What if you take the number of singles who tried dating online and compared it to the number who actually met a relationship partner online — the number of “attempts” compared to the number of “wins?” That might paint a fairer picture.
Still, it can’t hurt to give online dating a try.
The rate of single status is increasing in the modern era, so I’m assuming that you – or someone you know – have ventured onto an online dating site or app. You have many choices on the dating market, and the first thing you do is start narrowing down the options.
As essayist Marina Adshade put it in her piece Why We’re Still Single, “Online daters are not really looking for the needle in the haystack as much as they are looking to eliminate the pieces of straw as quickly as possible to reveal the hidden needle.”

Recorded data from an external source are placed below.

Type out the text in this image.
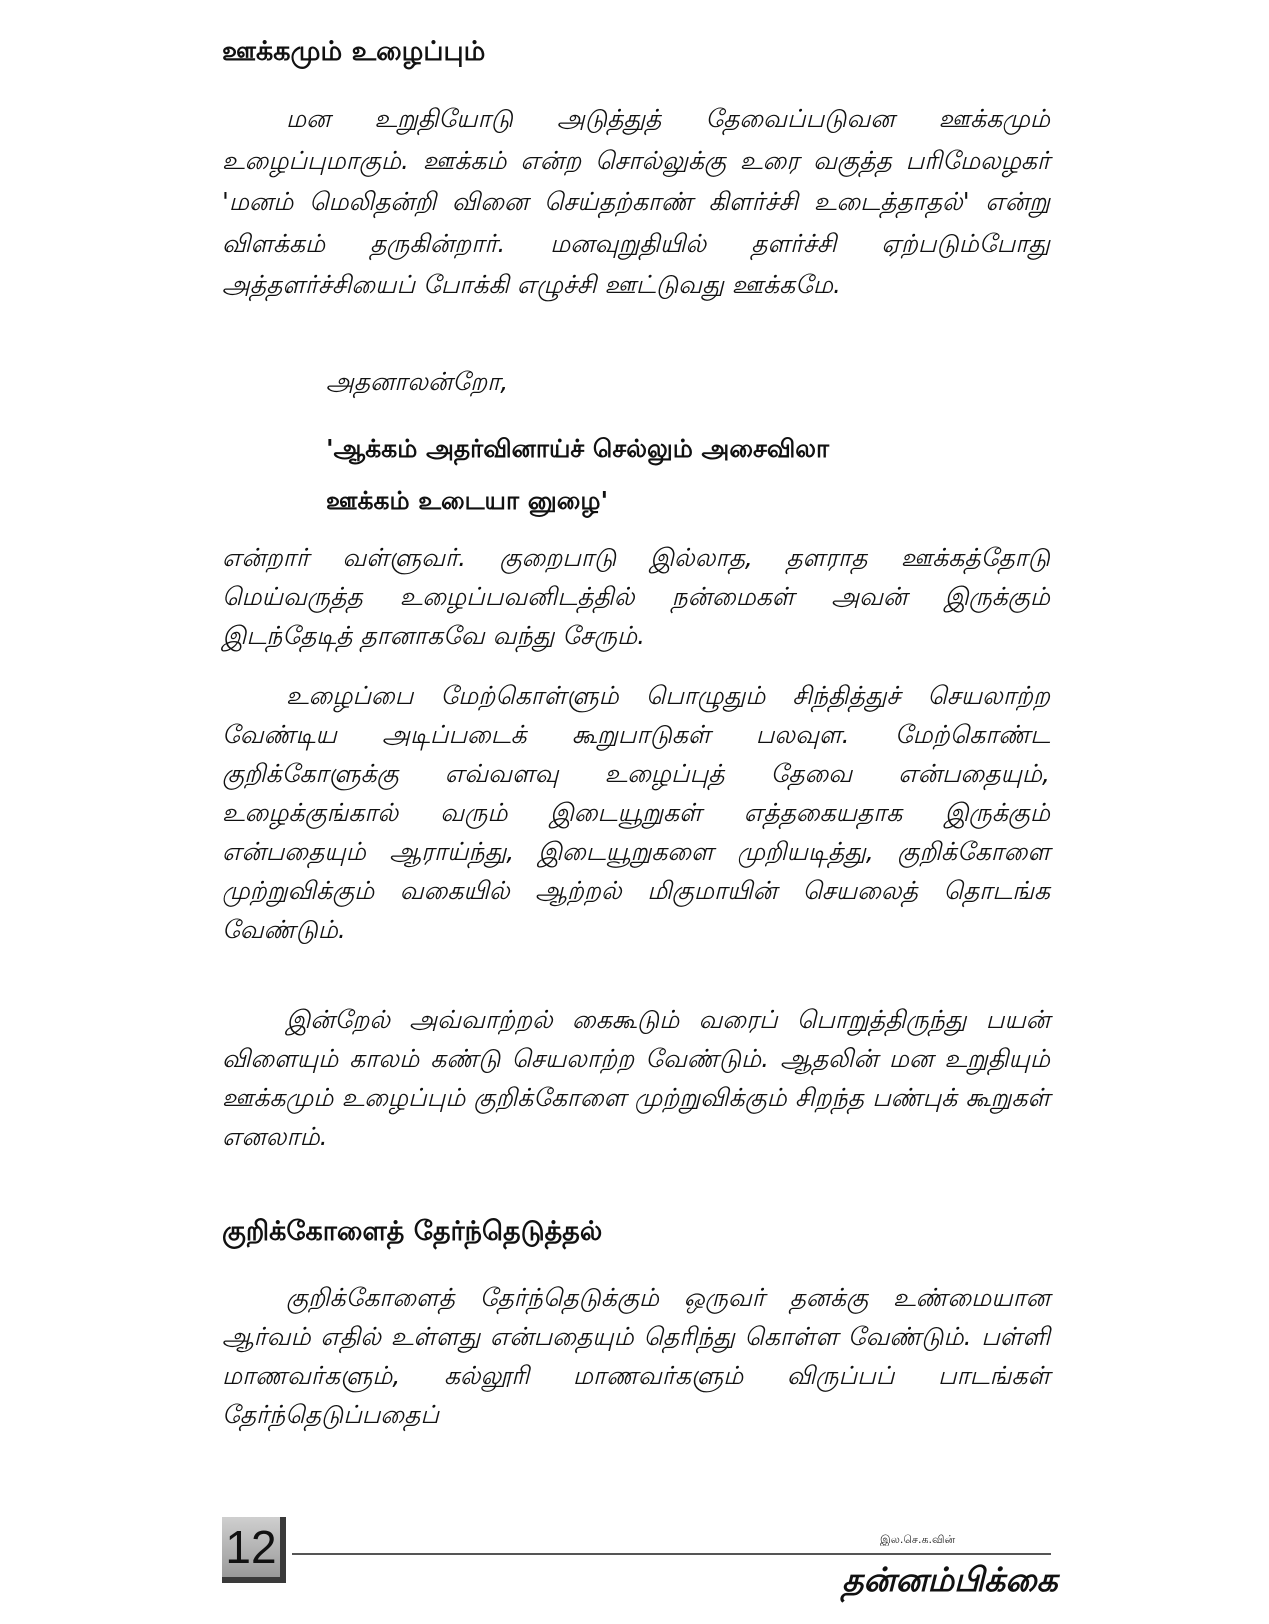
ஊக்கமும் உழைப்பும்

மன உறுதியோடு அடுத்துத் தேவைப்படுவன ஊக்கமும் உழைப்புமாகும். ஊக்கம் என்ற சொல்லுக்கு உரை வகுத்த பரிமேலழகர் 'மனம் மெலிதன்றி வினை செய்தற்காண் கிளர்ச்சி உடைத்தாதல்' என்று விளக்கம் தருகின்றார். மனவுறுதியில் தளர்ச்சி ஏற்படும்போது அத்தளர்ச்சியைப் போக்கி எழுச்சி ஊட்டுவது ஊக்கமே.

அதனாலன்றோ,

'ஆக்கம் அதர்வினாய்ச் செல்லும் அசைவிலா

ஊக்கம் உடையா னுழை'

என்றார் வள்ளுவர். குறைபாடு இல்லாத, தளராத ஊக்கத்தோடு மெய்வருத்த உழைப்பவனிடத்தில் நன்மைகள் அவன் இருக்கும் இடந்தேடித் தானாகவே வந்து சேரும்.

உழைப்பை மேற்கொள்ளும் பொழுதும் சிந்தித்துச் செயலாற்ற வேண்டிய அடிப்படைக் கூறுபாடுகள் பலவுள. மேற்கொண்ட குறிக்கோளுக்கு எவ்வளவு உழைப்புத் தேவை என்பதையும், உழைக்குங்கால் வரும் இடையூறுகள் எத்தகையதாக இருக்கும் என்பதையும் ஆராய்ந்து, இடையூறுகளை முறியடித்து, குறிக்கோளை முற்றுவிக்கும் வகையில் ஆற்றல் மிகுமாயின் செயலைத் தொடங்க வேண்டும்.

இன்றேல் அவ்வாற்றல் கைகூடும் வரைப் பொறுத்திருந்து பயன் விளையும் காலம் கண்டு செயலாற்ற வேண்டும். ஆதலின் மன உறுதியும் ஊக்கமும் உழைப்பும் குறிக்கோளை முற்றுவிக்கும் சிறந்த பண்புக் கூறுகள் எனலாம்.

குறிக்கோளைத் தேர்ந்தெடுத்தல்

குறிக்கோளைத் தேர்ந்தெடுக்கும் ஒருவர் தனக்கு உண்மையான ஆர்வம் எதில் உள்ளது என்பதையும் தெரிந்து கொள்ள வேண்டும். பள்ளி மாணவர்களும், கல்லூரி மாணவர்களும் விருப்பப் பாடங்கள் தேர்ந்தெடுப்பதைப்

12	இல.செ.க.வின்
தன்னம்பிக்கை
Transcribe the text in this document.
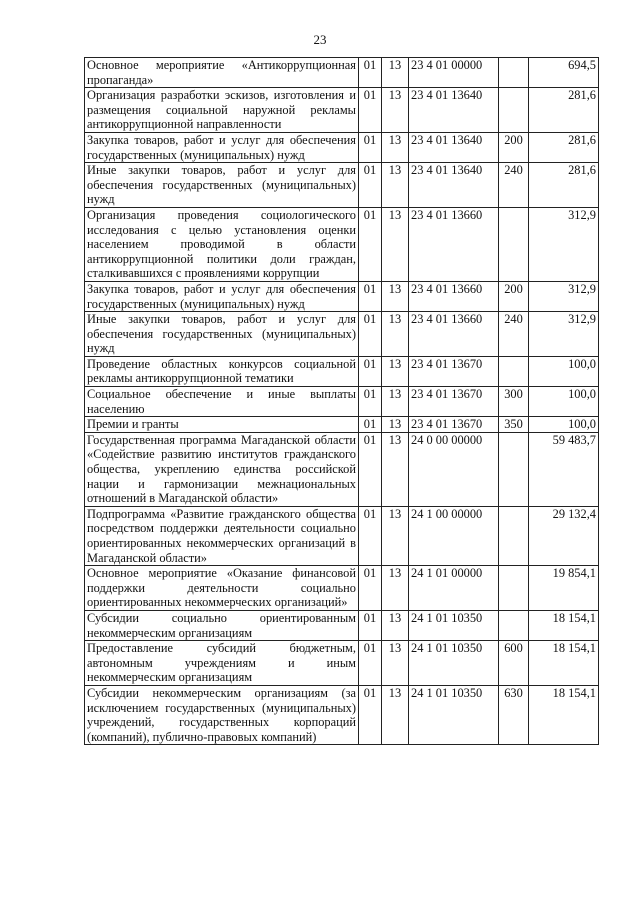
23
Основное мероприятие «Антикоррупционная пропаганда»	01	13	23 4 01 00000		694,5
Организация разработки эскизов, изготовления и размещения социальной наружной рекламы антикоррупционной направленности	01	13	23 4 01 13640		281,6
Закупка товаров, работ и услуг для обеспечения государственных (муниципальных) нужд	01	13	23 4 01 13640	200	281,6
Иные закупки товаров, работ и услуг для обеспечения государственных (муниципальных) нужд	01	13	23 4 01 13640	240	281,6
Организация проведения социологического исследования с целью установления оценки населением проводимой в области антикоррупционной политики доли граждан, сталкивавшихся с проявлениями коррупции	01	13	23 4 01 13660		312,9
Закупка товаров, работ и услуг для обеспечения государственных (муниципальных) нужд	01	13	23 4 01 13660	200	312,9
Иные закупки товаров, работ и услуг для обеспечения государственных (муниципальных) нужд	01	13	23 4 01 13660	240	312,9
Проведение областных конкурсов социальной рекламы антикоррупционной тематики	01	13	23 4 01 13670		100,0
Социальное обеспечение и иные выплаты населению	01	13	23 4 01 13670	300	100,0
Премии и гранты	01	13	23 4 01 13670	350	100,0
Государственная программа Магаданской области «Содействие развитию институтов гражданского общества, укреплению единства российской нации и гармонизации межнациональных отношений в Магаданской области»	01	13	24 0 00 00000		59 483,7
Подпрограмма «Развитие гражданского общества посредством поддержки деятельности социально ориентированных некоммерческих организаций в Магаданской области»	01	13	24 1 00 00000		29 132,4
Основное мероприятие «Оказание финансовой поддержки деятельности социально ориентированных некоммерческих организаций»	01	13	24 1 01 00000		19 854,1
Субсидии социально ориентированным некоммерческим организациям	01	13	24 1 01 10350		18 154,1
Предоставление субсидий бюджетным, автономным учреждениям и иным некоммерческим организациям	01	13	24 1 01 10350	600	18 154,1
Субсидии некоммерческим организациям (за исключением государственных (муниципальных) учреждений, государственных корпораций (компаний), публично-правовых компаний)	01	13	24 1 01 10350	630	18 154,1
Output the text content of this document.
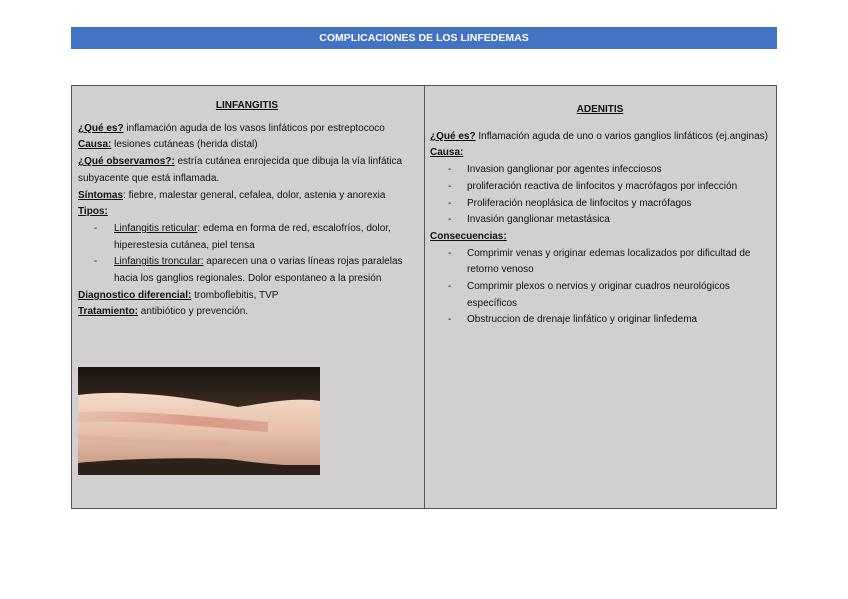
COMPLICACIONES DE LOS LINFEDEMAS
LINFANGITIS
¿Qué es? inflamación aguda de los vasos linfáticos por estreptococo
Causa: lesiones cutáneas (herida distal)
¿Qué observamos?: estría cutánea enrojecida que dibuja la vía linfática subyacente que está inflamada.
Síntomas: fiebre, malestar general, cefalea, dolor, astenia y anorexia
Tipos:
- Linfangitis reticular: edema en forma de red, escalofríos, dolor, hiperestesia cutánea, piel tensa
- Linfangitis troncular: aparecen una o varias líneas rojas paralelas hacia los ganglios regionales. Dolor espontaneo a la presión
Diagnostico diferencial: tromboflebitis, TVP
Tratamiento: antibiótico y prevención.
ADENITIS
¿Qué es? Inflamación aguda de uno o varios ganglios linfáticos (ej.anginas)
Causa:
- Invasion ganglionar por agentes infecciosos
- proliferación reactiva de linfocitos y macrófagos por infección
- Proliferación neoplásica de linfocitos y macrófagos
- Invasión ganglionar metastásica
Consecuencias:
- Comprimir venas y originar edemas localizados por dificultad de retorno venoso
- Comprimir plexos o nervios y originar cuadros neurológicos específicos
- Obstruccion de drenaje linfático y originar linfedema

That’s a useful analogy. But eliminating the “no, thank you’s” can be extraordinarily time consuming. You get impatient; you find ways to speed up the process and cut corners. You scan profiles looking for red flags rather than green lights and you filter out the undesirables -- sometimes throwing out the baby with the bathwater. It’s a game of “reasons to reject” rather than “reasons to accept.”
The flaw in this method is that it focuses on a list of “must-have-and-non-negotiable” qualities and fails to take into account the value of the qualities a person has that aren’t absolute but are instead relative to other qualities. Or the way certain qualities might show up more strongly in one relationship and more dimly in another.
Let’s say you’re a woman looking for a man who describes himself as athletic and who shares your interest in books, bourbon and cigars. All of these qualities are important to you, but one is probably more important than another. You’ve set your search parameters to find a cigar-chomping, bourbon-swilling, literary type but missed noticing someone who had only one or two of those three attributes.
If you’d used a more organic search method (an introduction from friends or a professional matchmaker, for example) you might have met a man whose dedication to fitness more than made up for the fact that he prefers scotch and mainly listens to podcasts and audio books. Because he was filtered out online, you didn't give him a chance and you clicked or swiped on someone else entirely. You may have missed out on a far more compatible relationship partner.
This is part of the reason why a number of dating bloggers and social scientists have said that online dating is actually making it more difficult for single men and women to find love. From a “market perspective” there’s certainly abundance. Adshade attributes it to “relationship greed.”
I think dating greed or the greed of being single is a more accurate term, but whatever we call it, the underlying theme is this: We want it all! "I won't settle!" we tell ourselves indignantly. The short-sightedness is that we lose out on the chance to find someone who has more or most of what we’re looking for when we hyper-focus on one or a few attributes that get spotlighted within a digital medium.
Perhaps you’ve even been on a first date with someone who suffers from this. It’s kind of dis-incentivizing to get your flirt on or form a connection when you can see him or her mentally checking off boxes in their head over your plates of bruschetta, isn’t it? When it starts to feel more like a job interview than a getting-to-know-you, it’s time to either take a break or get some help with dating.